First of all, Detectron2 is from Facebook Research, not Nvidia. Also, ocrd_detectron2 does not install a non-standard Pytorch distribution, but tries to fetch the wheels matching the system's CUDA version from Pytorch.org. (That's just a soft dependency – if no matching wheels are found there, then pip will fetch whatever it deems best from PyPI.)

... and will fail because of a missing shared NVIDIA library as soon as you run the executable. The installation of ocrd_detectron2 sets additional search paths for pip and gets not only detectron2 but also torch (and other modules) from there. A standard torch can be installed by other OCR-D processors, but that breaks ocrd_detectron2 (see GitHub action build log). Thanks for the hint to Facebook Research. I fixed my comment above.

Note also that this is not by accident: just as with TF, you must get a Pytorch matching your system's CUDA version, otherwise it won't run (not even in CPU mode). Because we want to support a wide range of systems (i.e. of CUDA versions, as well as CPU-only), we invest some effort here to determine the current CUDA version.

Regarding your build failure, please open an issue with ocrd_detectron2, providing details like logs.

Then it is impossible to use the NVIDIA libraries which are provided with Debian / Ubuntu with ocrd_detectron2 because they have CUDA_VERSION 11.2 which is unsupported by Facebook Research. This looks like the beginning of a new nightmare similar to the TF 1 one, but here there is at least a possible fallback to CPU (not so nice). You noticed that already yourself in https://github.com/bertsky/ocrd_detectron2/issues/7. I now added a comment there for the build failure with CUDA version 11.2.

stweil commented 2 years ago

Also, I think the clean rule needs an update. Especially since the paths have been renamed a few times recently. (So the update must include both the old defaults and the current variables.)

This is unrelated to the PR here.

We discussed already whether the clean target should also handle former defaults and obviously have different opinions. I don't think that it is necessary to handle old defaults and vote against blowing up the Makefile with rules for them.
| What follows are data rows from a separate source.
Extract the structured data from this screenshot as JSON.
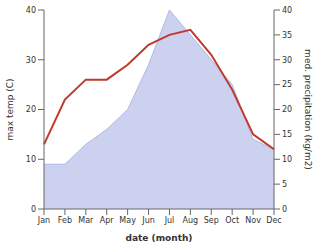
{
  "chart_data": {
    "type": "line",
    "categories": [
      "Jan",
      "Feb",
      "Mar",
      "Apr",
      "May",
      "Jun",
      "Jul",
      "Aug",
      "Sep",
      "Oct",
      "Nov",
      "Dec"
    ],
    "xlabel": "date (month)",
    "ylabel": "max temp (C)",
    "y2label": "med. precipitation (kg/m2)",
    "ylim": [
      0,
      40
    ],
    "yticks": [
      0,
      10,
      20,
      30,
      40
    ],
    "y2lim": [
      0,
      40
    ],
    "y2ticks": [
      0,
      5,
      10,
      15,
      20,
      25,
      30,
      35,
      40
    ],
    "grid": false,
    "series": [
      {
        "type": "area",
        "axis": "y2",
        "color": "#b0b8e8",
        "values": [
          9,
          9,
          13,
          16,
          20,
          29,
          40,
          35,
          30,
          25,
          14,
          12
        ]
      },
      {
        "type": "line",
        "color": "#c0392b",
        "values": [
          13,
          22,
          26,
          26,
          29,
          33,
          35,
          36,
          31,
          24,
          15,
          12
        ]
      }
    ]
  }
}
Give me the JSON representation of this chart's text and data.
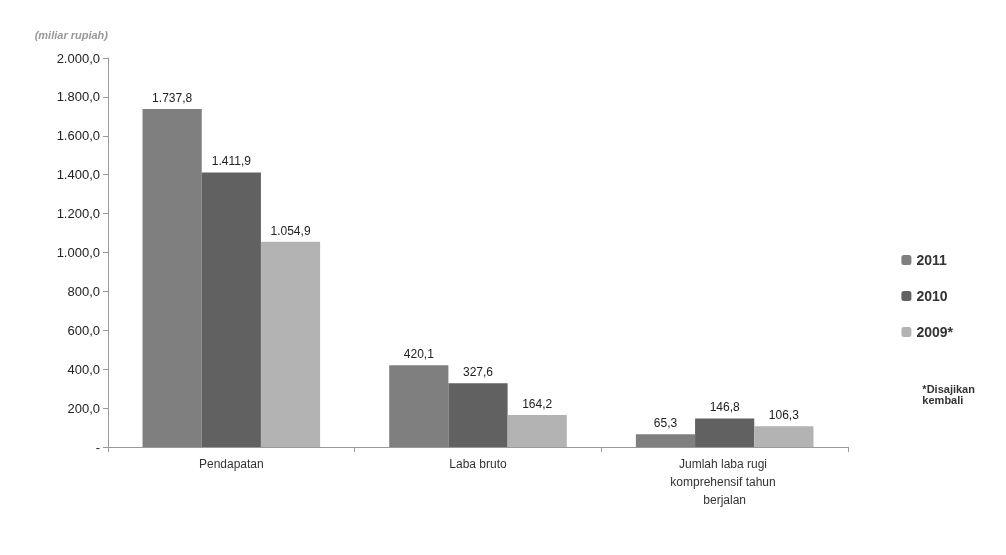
{
  "chart_data": {
    "type": "bar",
    "ylabel": "(miliar rupiah)",
    "categories": [
      "Pendapatan",
      "Laba bruto",
      "Jumlah laba rugi komprehensif tahun berjalan"
    ],
    "series": [
      {
        "name": "2011",
        "color": "#7f7f7f",
        "values": [
          1737.8,
          420.1,
          65.3
        ],
        "value_labels": [
          "1.737,8",
          "420,1",
          "65,3"
        ]
      },
      {
        "name": "2010",
        "color": "#616161",
        "values": [
          1411.9,
          327.6,
          146.8
        ],
        "value_labels": [
          "1.411,9",
          "327,6",
          "146,8"
        ]
      },
      {
        "name": "2009*",
        "color": "#b3b3b3",
        "values": [
          1054.9,
          164.2,
          106.3
        ],
        "value_labels": [
          "1.054,9",
          "164,2",
          "106,3"
        ]
      }
    ],
    "ylim": [
      0,
      2000
    ],
    "yticks": [
      {
        "value": 0,
        "label": "-"
      },
      {
        "value": 200,
        "label": "200,0"
      },
      {
        "value": 400,
        "label": "400,0"
      },
      {
        "value": 600,
        "label": "600,0"
      },
      {
        "value": 800,
        "label": "800,0"
      },
      {
        "value": 1000,
        "label": "1.000,0"
      },
      {
        "value": 1200,
        "label": "1.200,0"
      },
      {
        "value": 1400,
        "label": "1.400,0"
      },
      {
        "value": 1600,
        "label": "1.600,0"
      },
      {
        "value": 1800,
        "label": "1.800,0"
      },
      {
        "value": 2000,
        "label": "2.000,0"
      }
    ],
    "grid": false,
    "legend": "right",
    "annotations": [
      "*Disajikan kembali"
    ]
  }
}
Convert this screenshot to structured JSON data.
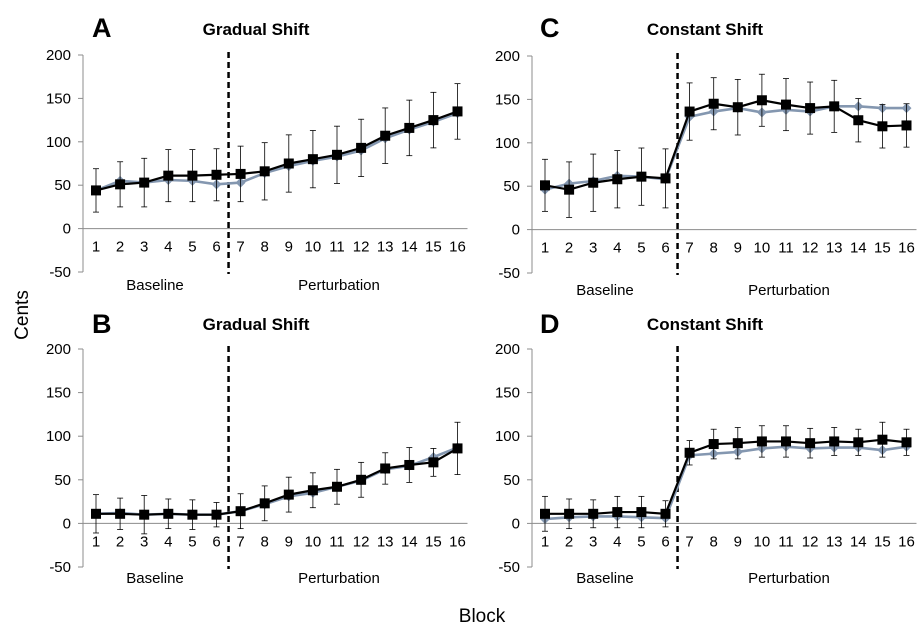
{
  "figure": {
    "ylabel": "Cents",
    "xlabel": "Block"
  },
  "chart_data": [
    {
      "panel": "A",
      "title": "Gradual Shift",
      "type": "line",
      "x": [
        1,
        2,
        3,
        4,
        5,
        6,
        7,
        8,
        9,
        10,
        11,
        12,
        13,
        14,
        15,
        16
      ],
      "ylim": [
        -50,
        200
      ],
      "yticks": [
        -50,
        0,
        50,
        100,
        150,
        200
      ],
      "phases": [
        "Baseline",
        "Perturbation"
      ],
      "divider_after_block": 6.5,
      "series": [
        {
          "color": "#8497b0",
          "marker": "diamond",
          "values": [
            44,
            55,
            53,
            56,
            55,
            51,
            53,
            64,
            72,
            78,
            83,
            90,
            104,
            114,
            123,
            133
          ]
        },
        {
          "color": "#000000",
          "marker": "square",
          "values": [
            44,
            51,
            53,
            61,
            61,
            62,
            63,
            66,
            75,
            80,
            85,
            93,
            107,
            116,
            125,
            135
          ],
          "error": [
            25,
            26,
            28,
            30,
            30,
            30,
            32,
            33,
            33,
            33,
            33,
            33,
            32,
            32,
            32,
            32
          ]
        }
      ]
    },
    {
      "panel": "B",
      "title": "Gradual Shift",
      "type": "line",
      "x": [
        1,
        2,
        3,
        4,
        5,
        6,
        7,
        8,
        9,
        10,
        11,
        12,
        13,
        14,
        15,
        16
      ],
      "ylim": [
        -50,
        200
      ],
      "yticks": [
        -50,
        0,
        50,
        100,
        150,
        200
      ],
      "phases": [
        "Baseline",
        "Perturbation"
      ],
      "divider_after_block": 6.5,
      "series": [
        {
          "color": "#8497b0",
          "marker": "diamond",
          "values": [
            11,
            12,
            10,
            11,
            10,
            10,
            14,
            22,
            31,
            35,
            42,
            49,
            62,
            66,
            76,
            87
          ]
        },
        {
          "color": "#000000",
          "marker": "square",
          "values": [
            11,
            11,
            10,
            11,
            10,
            10,
            14,
            23,
            33,
            38,
            42,
            50,
            63,
            67,
            70,
            86
          ],
          "error": [
            22,
            18,
            22,
            17,
            17,
            14,
            20,
            20,
            20,
            20,
            20,
            20,
            18,
            20,
            16,
            30
          ]
        }
      ]
    },
    {
      "panel": "C",
      "title": "Constant Shift",
      "type": "line",
      "x": [
        1,
        2,
        3,
        4,
        5,
        6,
        7,
        8,
        9,
        10,
        11,
        12,
        13,
        14,
        15,
        16
      ],
      "ylim": [
        -50,
        200
      ],
      "yticks": [
        -50,
        0,
        50,
        100,
        150,
        200
      ],
      "phases": [
        "Baseline",
        "Perturbation"
      ],
      "divider_after_block": 6.5,
      "series": [
        {
          "color": "#8497b0",
          "marker": "diamond",
          "values": [
            46,
            53,
            56,
            62,
            61,
            58,
            130,
            136,
            140,
            135,
            138,
            136,
            142,
            142,
            140,
            140
          ]
        },
        {
          "color": "#000000",
          "marker": "square",
          "values": [
            51,
            46,
            54,
            58,
            61,
            59,
            136,
            145,
            141,
            149,
            144,
            140,
            142,
            126,
            119,
            120
          ],
          "error": [
            30,
            32,
            33,
            33,
            33,
            34,
            33,
            30,
            32,
            30,
            30,
            30,
            30,
            25,
            25,
            25
          ]
        }
      ]
    },
    {
      "panel": "D",
      "title": "Constant Shift",
      "type": "line",
      "x": [
        1,
        2,
        3,
        4,
        5,
        6,
        7,
        8,
        9,
        10,
        11,
        12,
        13,
        14,
        15,
        16
      ],
      "ylim": [
        -50,
        200
      ],
      "yticks": [
        -50,
        0,
        50,
        100,
        150,
        200
      ],
      "phases": [
        "Baseline",
        "Perturbation"
      ],
      "divider_after_block": 6.5,
      "series": [
        {
          "color": "#8497b0",
          "marker": "diamond",
          "values": [
            5,
            7,
            8,
            8,
            7,
            6,
            78,
            80,
            82,
            86,
            88,
            86,
            87,
            87,
            84,
            88
          ]
        },
        {
          "color": "#000000",
          "marker": "square",
          "values": [
            11,
            11,
            11,
            13,
            13,
            11,
            81,
            91,
            92,
            94,
            94,
            92,
            94,
            93,
            96,
            93
          ],
          "error": [
            20,
            17,
            16,
            18,
            18,
            15,
            14,
            17,
            18,
            18,
            18,
            17,
            16,
            15,
            20,
            15
          ]
        }
      ]
    }
  ]
}
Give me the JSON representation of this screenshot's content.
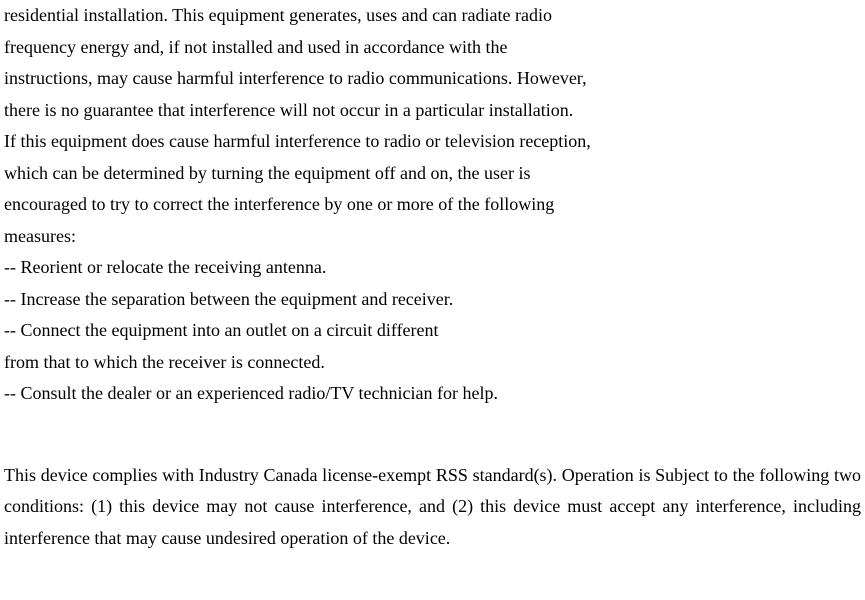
{
  "top_section": {
    "line1": "residential installation. This equipment generates, uses and can radiate radio",
    "line2": "frequency energy and, if not installed and used in accordance with the",
    "line3": "instructions, may cause harmful interference to radio communications. However,",
    "line4": "there is no guarantee that interference will not occur in a particular installation.",
    "line5": "If this equipment does cause harmful interference to radio or television reception,",
    "line6": "which can be determined by turning the equipment off and on, the user is",
    "line7": "encouraged to try to correct the interference by one or more of the following",
    "line8": "measures:",
    "line9": "-- Reorient or relocate the receiving antenna.",
    "line10": "-- Increase the separation between the equipment and receiver.",
    "line11": "-- Connect the equipment into an outlet on a circuit different",
    "line12": "from that to which the receiver is connected.",
    "line13": "-- Consult the dealer or an experienced radio/TV technician for help."
  },
  "bottom_section": {
    "paragraph": "This device complies with Industry Canada license-exempt RSS standard(s). Operation is Subject to the following two conditions: (1) this device may not cause interference, and (2) this device must accept any interference, including interference that may cause undesired operation of the device."
  }
}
There is always a very simple solution for a real clean: just remove anything and make a fresh build.

bertsky commented 2 years ago

Also, I think the clean rule needs an update. Especially since the paths have been renamed a few times recently. (So the update must include both the old defaults and the current variables.)

This is unrelated to the PR here.

It is perfectly related. You change venvs here. Thus,

  1. the rule does not clean the current VIRTUAL_ENV anymore.
  2. it does not catch the state which users had up to this point anymore.

We discussed already whether the clean target should also handle former defaults and obviously have different opinions.

I don't recall you were opposed to that notion. On what grounds? Obviously we previously decided to do it this way, nevertheless.

I don't think that it is necessary to handle old defaults and vote against blowing up the Makefile with rules for them.

You can hardly call a few more shell globs "blowing up the Makefile".

There is always a very simple solution for a real clean: just remove anything and make a fresh build.

The point is simply that users do not know what to delete, or forget about details. True even for advanced users (you cannot think of everything all the time).

stweil commented 2 years ago

It is perfectly related. You change venvs here.

I removed two virtual environments. make clean still removes any existing venv (also the old ones).